[XviD-devel] mulithread rework

Wed Apr 23 01:26:05 CEST 2008

> Con Kolivas wrote:
> > It doesn't sound particularly scalable, but if the macroblocks above are
> always ahead of the the next thread  and there's some decent locking I can
> see how it can be beneficial without altering at all the motion estimation.
> One of the problems with very short lived threads is they are spawned on the
> same cpu and may not move to another cpu in any reasonable time. I'm not
> sure if you have any way of detecting how many cpus the machine has (like an
> auto mode for thread number), but if that was there you could make exactly 1
> thread per cpu and physically bind them at the time of pthread_create.
> >
> > I'll see what I can do. Don't expect miracles or anything soon (unless I
> get really enthusiastic) :-)

I've given it a reasonable run with proper locking and I'm afraid the
news isn't that great.

If you look back at the original code and its performance you'll see
that more than one CPU is never fully utilised, and less so the more
CPUs you have. Using sched_yield as locking and looping back to the
start of the loop means you will be burning some cpu doing basically
nothing, but if the CPU is not fully utilised then the progress of
that thread further into the loop is not CPU limited.

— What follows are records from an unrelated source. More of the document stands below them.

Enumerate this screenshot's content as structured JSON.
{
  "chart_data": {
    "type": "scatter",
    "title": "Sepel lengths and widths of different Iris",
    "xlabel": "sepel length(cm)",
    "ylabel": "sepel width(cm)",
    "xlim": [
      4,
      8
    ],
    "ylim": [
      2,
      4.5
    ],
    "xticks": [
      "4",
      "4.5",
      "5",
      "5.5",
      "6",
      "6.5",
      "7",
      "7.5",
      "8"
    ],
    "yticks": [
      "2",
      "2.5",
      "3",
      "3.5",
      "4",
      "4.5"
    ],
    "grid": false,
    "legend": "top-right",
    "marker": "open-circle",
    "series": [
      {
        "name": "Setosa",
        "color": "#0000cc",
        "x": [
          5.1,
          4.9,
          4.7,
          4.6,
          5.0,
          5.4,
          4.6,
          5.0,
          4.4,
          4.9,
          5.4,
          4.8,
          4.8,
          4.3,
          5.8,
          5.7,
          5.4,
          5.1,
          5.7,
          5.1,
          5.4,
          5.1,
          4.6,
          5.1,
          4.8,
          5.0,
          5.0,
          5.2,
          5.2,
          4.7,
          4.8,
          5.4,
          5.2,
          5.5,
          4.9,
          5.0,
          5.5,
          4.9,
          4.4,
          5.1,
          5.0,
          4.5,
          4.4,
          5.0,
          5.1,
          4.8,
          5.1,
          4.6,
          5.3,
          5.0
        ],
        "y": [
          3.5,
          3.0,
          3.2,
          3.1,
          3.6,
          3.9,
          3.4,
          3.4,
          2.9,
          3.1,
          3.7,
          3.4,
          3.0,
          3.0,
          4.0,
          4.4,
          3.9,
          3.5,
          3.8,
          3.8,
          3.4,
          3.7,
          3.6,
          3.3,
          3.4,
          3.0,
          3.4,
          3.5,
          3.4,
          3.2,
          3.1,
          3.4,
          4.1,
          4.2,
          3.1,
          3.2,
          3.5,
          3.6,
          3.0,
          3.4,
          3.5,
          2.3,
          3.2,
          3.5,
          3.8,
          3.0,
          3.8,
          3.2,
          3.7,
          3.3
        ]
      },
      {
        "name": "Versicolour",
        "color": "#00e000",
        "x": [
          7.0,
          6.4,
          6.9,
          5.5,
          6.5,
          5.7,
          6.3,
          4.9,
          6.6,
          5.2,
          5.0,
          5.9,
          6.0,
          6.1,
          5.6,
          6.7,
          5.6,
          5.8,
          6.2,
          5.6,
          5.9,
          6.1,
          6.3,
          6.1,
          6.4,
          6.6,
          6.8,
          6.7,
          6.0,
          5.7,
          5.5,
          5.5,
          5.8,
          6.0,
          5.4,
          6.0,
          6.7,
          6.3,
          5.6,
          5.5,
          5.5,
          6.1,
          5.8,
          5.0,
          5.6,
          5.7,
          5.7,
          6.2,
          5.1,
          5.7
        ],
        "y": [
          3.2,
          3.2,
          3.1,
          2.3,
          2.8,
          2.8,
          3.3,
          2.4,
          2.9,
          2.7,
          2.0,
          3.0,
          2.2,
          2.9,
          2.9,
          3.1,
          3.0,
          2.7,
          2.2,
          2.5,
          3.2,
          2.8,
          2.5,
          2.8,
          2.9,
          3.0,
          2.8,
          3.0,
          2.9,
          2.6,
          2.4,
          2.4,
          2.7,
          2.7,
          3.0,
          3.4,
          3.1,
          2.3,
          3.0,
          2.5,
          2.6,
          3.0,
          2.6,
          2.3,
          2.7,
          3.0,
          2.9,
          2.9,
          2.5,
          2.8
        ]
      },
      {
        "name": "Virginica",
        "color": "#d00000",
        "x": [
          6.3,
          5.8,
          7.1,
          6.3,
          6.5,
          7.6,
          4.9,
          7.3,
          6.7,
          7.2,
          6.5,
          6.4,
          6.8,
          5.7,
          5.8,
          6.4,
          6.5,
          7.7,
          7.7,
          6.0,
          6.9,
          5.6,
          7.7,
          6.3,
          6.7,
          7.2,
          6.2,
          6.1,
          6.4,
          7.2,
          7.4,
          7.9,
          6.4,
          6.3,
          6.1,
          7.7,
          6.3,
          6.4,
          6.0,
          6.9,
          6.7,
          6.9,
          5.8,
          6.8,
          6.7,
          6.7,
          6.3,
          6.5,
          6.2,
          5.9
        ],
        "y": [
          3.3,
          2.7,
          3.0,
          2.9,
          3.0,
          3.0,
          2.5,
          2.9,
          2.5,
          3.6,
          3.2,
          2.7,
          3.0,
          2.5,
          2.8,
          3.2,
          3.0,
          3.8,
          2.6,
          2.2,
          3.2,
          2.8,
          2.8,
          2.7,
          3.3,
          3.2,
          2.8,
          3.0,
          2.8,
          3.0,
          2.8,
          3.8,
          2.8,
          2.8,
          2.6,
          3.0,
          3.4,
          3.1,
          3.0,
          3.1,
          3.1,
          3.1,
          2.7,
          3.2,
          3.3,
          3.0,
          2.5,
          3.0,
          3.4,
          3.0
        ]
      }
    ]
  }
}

Converting it to strict locking has the effect of performing at
virtually the same rate of frame encoding, but with much less CPU
usage. What this means is that no CPU is wasted whatsoever by burning
in the yield() loopback. The reason we don't get any more encoding
speed is that as I said previously, it's not CPU limiting that
prevents further speed gains; it's actually the fact that each
successive thread depends entirely on the progress of the previous
thread before it can make any forward progress. This is what I was
worried about back earlier when I said it didn't sound particularly
scalable.

Does this change provide any useful advantage? Well, more efficient
CPU usage is always a worthwhile change, even if the overall
performance doesn't change, because it allows the CPU to be available
for other tasks on the machine; ie the user will feel the slowdown of
xvid encoding less. However, there is a serious misconception about
CPU usage and performance in the community (just see all the doom9
threads) and you'll see that their yardstick for performance is how
much their CPUs are utilised (you even hinted at it in your email ;-)
). So in essence ordinary users will think that the performance has
dropped, despite the fact that FPS/CPU has increased.

So are there any other potential gains? There are minor improvements
to actual FPS encoded if all the threads are generated in advance and
not generated/destroyed on each frame being encoded because thread
creation is not exactly instantaneous, and allows CPU balancing to
move them around in advance rather than always starting on the same
CPU as the parent process. However, even this does not amount to much
improvement (I can't give you a firm figure but eyeballing the FPS was
not impressive).

Anyway, for the moment, I don't have any magic bullets on how to speed
up the encoding. There simply isn't enough work for each thread to do
before it blocks waiting on the other thread. Unless there was another
way of parallelising the workloads such that each thread has more work
to do before blocking, I think you're pretty close to the ceiling of
the scalability of this approach. I'll look to see if there's anything
else that can be done, but I'm not optimistic about the chances.

It was fun playing though :-)

Regards
--
-ck